Come migliorare la customer intimacy

Le aziende leader spesso adottano indici di soddisfazione quali il Net Promoter Score (NPS) come metriche first-tier. Da quest’anno, si inizia a imporre anche lo studio su visibilità e insight estesi anche oltre i first-line customer per studiare anche gli end-user dei loro prodotti. Esperienze interessanti sono segnalate anche paragonando i concetti di qualità in entrambe le prospettive, rispettivamente di performance-to-specification e di performance-to-expectations per capire come i CIO supportino il “mining” fra i vari “sentiment” (online o via altri canali). Le aziende raccontano di aver reagito alla crisi mondiale anche orientandosi a business strategy miste in modo da proteggere i loro mercati esistenti e per crearne di nuovi. Invece di scegliere un unico focus per le loro strategie, le organizzazioni – spesso si parla di multinazionali – sono andate a perseguire un misto di operational excellence, customer intimacy e leadership di prodotto insieme. Alcune esperienze raccolte indicano che i risultati sarebbero sub-ottimi rispetto a quelli ottenibili aziendalmente da strategie “pure” o singole. Ma pur tenendo conto dei potenziali conflitti fra obiettivi e della complessità delle “strategie miste” alcuni hanno evidenziato che grazie alla carta della flessibilità IT, le aziende con business strategy miste sono riuscite non soltanto a superare le difficoltà ma anche ad avvalersi della versatilità di ibridazione che ha permesso di superare insidie particolari nei momenti di volatilità nel mercato, e di rispondere ai cambiamenti improvvisi o inattesi. In questo modo, le aziende che includono la customer intimacy nel portfolio delle loro strategie miste hanno dimostrato un “IT business value” superiore a quelle con strategie singole.

Digital business

Modelli emergenti

La tendenza principale è capire come le supply chain, a maggior ragione nella GDO, debbano rimodellarsi per sfruttare le digital capabilities, sostenendo nuovi processi di business e migliorando in modo decisivo la catena del valore. I CIO hanno la possibilità di spaziare perché il manufacturing è il centro di queste digital capabilities e la logistica confina con la produzione in termini di automazione che usa sensori, gateway, tracking systems e regole di business per prevedere, pianificare e rispondere in modo veloce ai cambiamenti. Qui l’online ha catalizzato il Multichannel order management and fulfillment che richiede una visibilità estesa. Big data e advanced analytics supportano tale richiesta di visibilità. La stampa 3D, altra tecnologia digital based, completa il quadro delle trasformazioni in atto. I modelli di digital business in rapido spostamento verso l’automazione dei processi impongono ai decisori della logistica distributiva di tenere i piedi nel “technology game” per rimanere determinanti. I piani delle direzioni aziendali in tema di investimenti tecnologici continuano a concentrarsi pesantemente sul front office ma mirano anche ad aree operative come la supply chain optimization e al costo del prodotto. Le supply chain che registrano i migliori risultati a livello globale mantengono una visione bilanciata, con focus sul margine e non sulla riduzione dei costi. Questa visione si riflette nelle priorità di investimento tecnologico. I CSCO e gli altri executive nei settori che hanno elevata dipendenza da una gestione efficace della supply chain riconoscono e sottolineano dipendenze e impatti tra le diverse iniziative di tecnologia abilitante. Per quanto attiene al cambiamento nella gestione della customer experience, la “top priority” di investimento deve essere messa in atto da supply chain e operations per erogare i benefici attesi. Allo stesso modo, le iniziative di marketing digitale nei settori industriali più dipendenti dalla supply chain avranno esito meno efficace se non coordinate con la supply chain.
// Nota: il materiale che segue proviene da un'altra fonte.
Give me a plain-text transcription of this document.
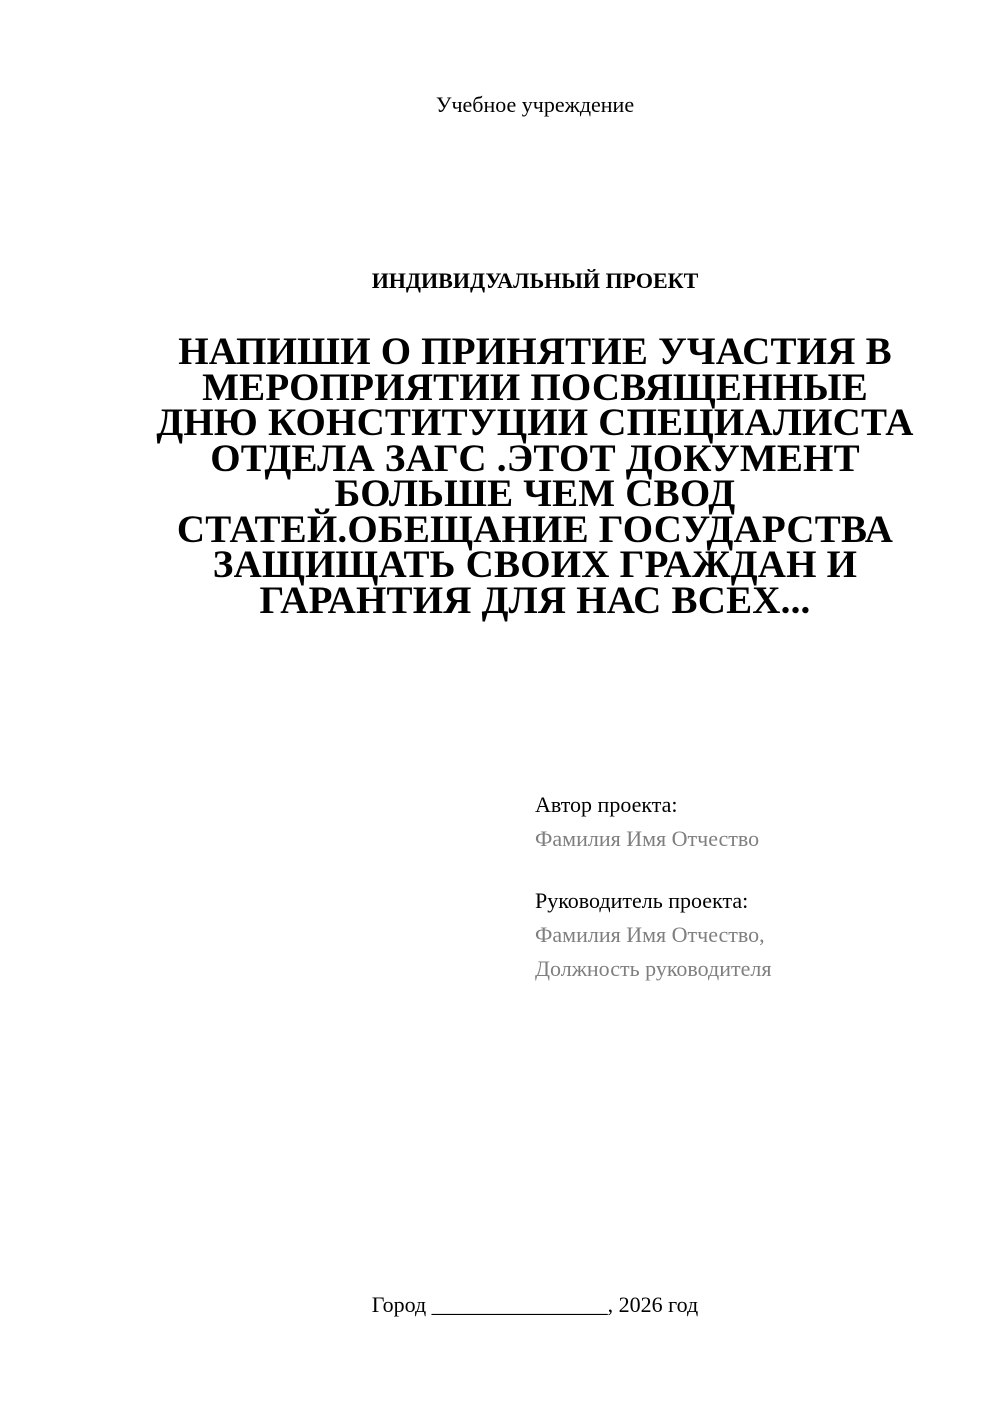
Учебное учреждение
ИНДИВИДУАЛЬНЫЙ ПРОЕКТ
НАПИШИ О ПРИНЯТИЕ УЧАСТИЯ В МЕРОПРИЯТИИ ПОСВЯЩЕННЫЕ ДНЮ КОНСТИТУЦИИ СПЕЦИАЛИСТА ОТДЕЛА ЗАГС .ЭТОТ ДОКУМЕНТ БОЛЬШЕ ЧЕМ СВОД СТАТЕЙ.ОБЕЩАНИЕ ГОСУДАРСТВА ЗАЩИЩАТЬ СВОИХ ГРАЖДАН И ГАРАНТИЯ ДЛЯ НАС ВСЕХ...
Автор проекта:
Фамилия Имя Отчество
Руководитель проекта:
Фамилия Имя Отчество,
Должность руководителя
Город ________________, 2026 год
Trasparenza e tracciabilità

La grande scommessa

Tutti questi spunti di riflessione trovano una perfetta sintesi nel lavoro di Gabriele Tubertini, CIO di Coop Italia, (e direttore operativo del progetto “The Supermarket Of The Future” per Expo Milano 2015). La sua vasta esperienza di digital transformation nella GDO alimentare mette in risalto il ruolo di CIO a supporto dei business process: un ruolo non solo tecnologico ma a forte focus sull’organizzazione. Come ha spiegato in dettaglio a Michael Krigsman per CXOTalk, l’impatto della digital transformation sul retailing di COOP Italia è notevole. Per esempio, occorre riflettere sul fatto che recenti analisi hanno evidenziato come almeno l’80% dei clienti cerchi informazioni sui prodotti attraverso il canale online. In questo settore, una delle battaglie più impegnative è certamente quella di diventare multicanale per soddisfare la domanda da parte di clienti sempre più digital. Ma oltre al “going digital” conclamato dei clienti, si tratta di capire se i margini vadano nella stessa direzione oppure no. E questa è la domanda alla quale è più difficile rispondere in questo momento. Investire in tecnologia e variare i processi per soddisfare la crescente digital demand dei clienti quanto paga davvero? Come spiega Gabriele Tubertini, nel settore food la domanda crescente di digitale riguarda in particolare la richiesta di informazioni sui prodotti e sulle loro caratteristiche. Questo significa che non bisogna solo fornire l’informazione, si deve creare l’interazione con il cliente, meglio ancora se fruibile da mobile. Per i clienti diventa poi ancora più fondamentale poter restringere la propria ricerca in base a parametri di prodotto prima di finalizzarne l’acquisto. Questo deve essere possibile in ogni momento del customer journey (da casa, in viaggio, nel punto vendita).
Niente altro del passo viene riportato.